Minister of Transport and Public Works
- In office April 5, 1991 – August 26, 1991

Personal details
- Born: January 30, 1944 Markala, Mali
- Died: October 22, 2005 (aged 61) Lisa, Ogun State, Lagos, Nigeria

Military service
- Rank: Divisional general

= Cheick Oumar Diarra =

Cheick Oumar Diarra (January 30, 1944 – October 22, 2005) was a Malian soldier and major general.

== Biography ==
Diarra trained at the Joint Military School (EMIA). After graduating in 1969, Diarra continued his military training at the Kiev Aviation Training School in present-day Ukraine. He then trained at the staff school and the war school of Paris. When he returned to Mali, he exercised various military functions. In 1991, following the overthrow of president Moussa Traoré, Diarra was appointed as Minister of Transport and Public Works in the transitional government.

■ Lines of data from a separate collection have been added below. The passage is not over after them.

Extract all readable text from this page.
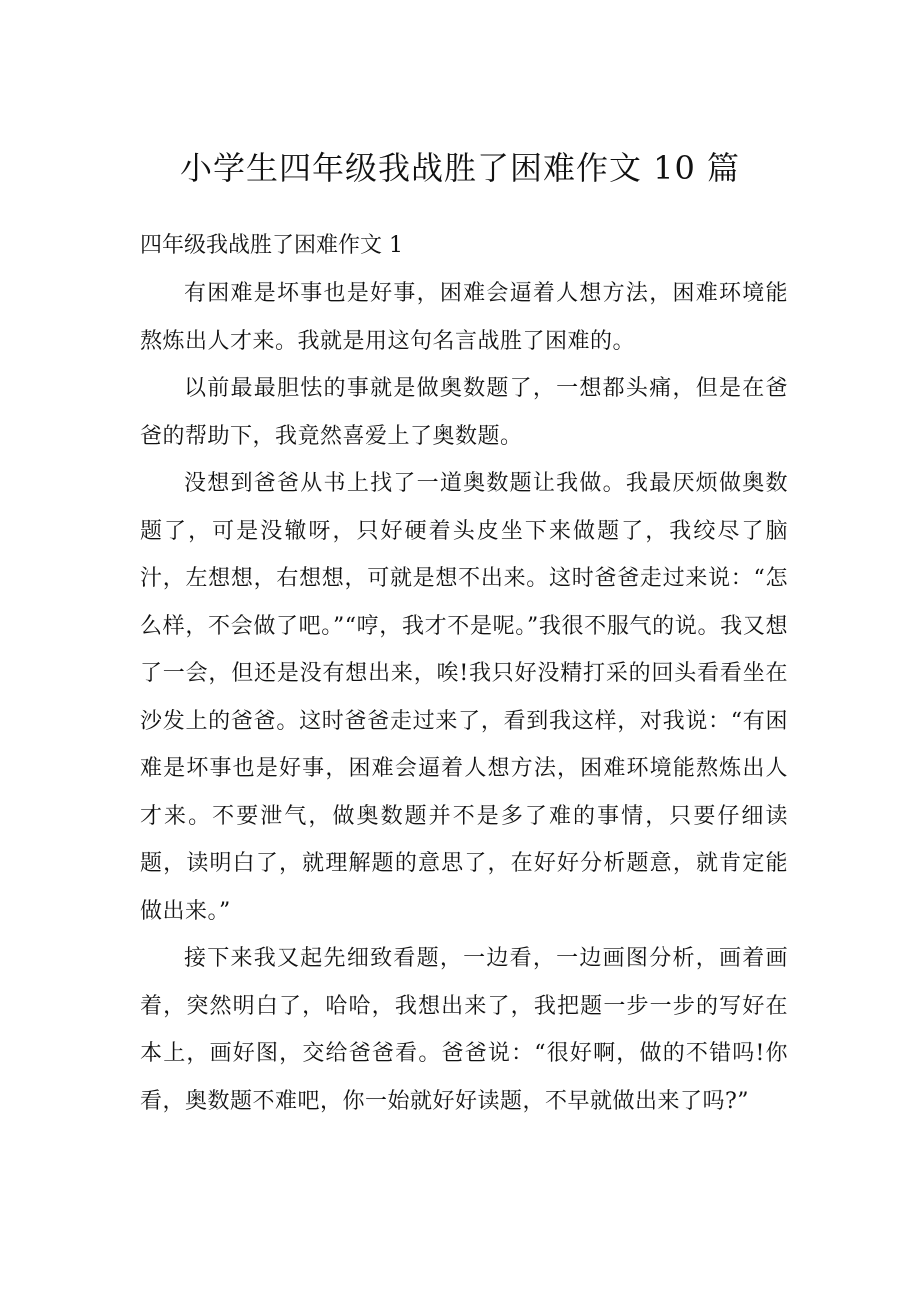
小学生四年级我战胜了困难作文 10 篇
四年级我战胜了困难作文 1

有困难是坏事也是好事，困难会逼着人想方法，困难环境能熬炼出人才来。我就是用这句名言战胜了困难的。

以前最最胆怯的事就是做奥数题了，一想都头痛，但是在爸爸的帮助下，我竟然喜爱上了奥数题。

没想到爸爸从书上找了一道奥数题让我做。我最厌烦做奥数题了，可是没辙呀，只好硬着头皮坐下来做题了，我绞尽了脑汁，左想想，右想想，可就是想不出来。这时爸爸走过来说：“怎么样，不会做了吧。”“哼，我才不是呢。”我很不服气的说。我又想了一会，但还是没有想出来，唉!我只好没精打采的回头看看坐在沙发上的爸爸。这时爸爸走过来了，看到我这样，对我说：“有困难是坏事也是好事，困难会逼着人想方法，困难环境能熬炼出人才来。不要泄气，做奥数题并不是多了难的事情，只要仔细读题，读明白了，就理解题的意思了，在好好分析题意，就肯定能做出来。”

接下来我又起先细致看题，一边看，一边画图分析，画着画着，突然明白了，哈哈，我想出来了，我把题一步一步的写好在本上，画好图，交给爸爸看。爸爸说：“很好啊，做的不错吗!你看，奥数题不难吧，你一始就好好读题，不早就做出来了吗?”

In 2000, Diarra was appointed as itinerant ambassador of Mali to the Economic Community of West African States (ECOWAS). He served as deputy executive secretary and was in charge of political affairs, defense and security. On October 22, 2005, while still holding this position, Diarra was killed in the crash of Bellview Airlines Flight 210 in Nigeria.

Diarra was buried on October 30 in Bamako in a national funeral ceremony led by president Amadou Toumani Touré who posthumously awarded Diarra Grand Officer of the National Order of Mali.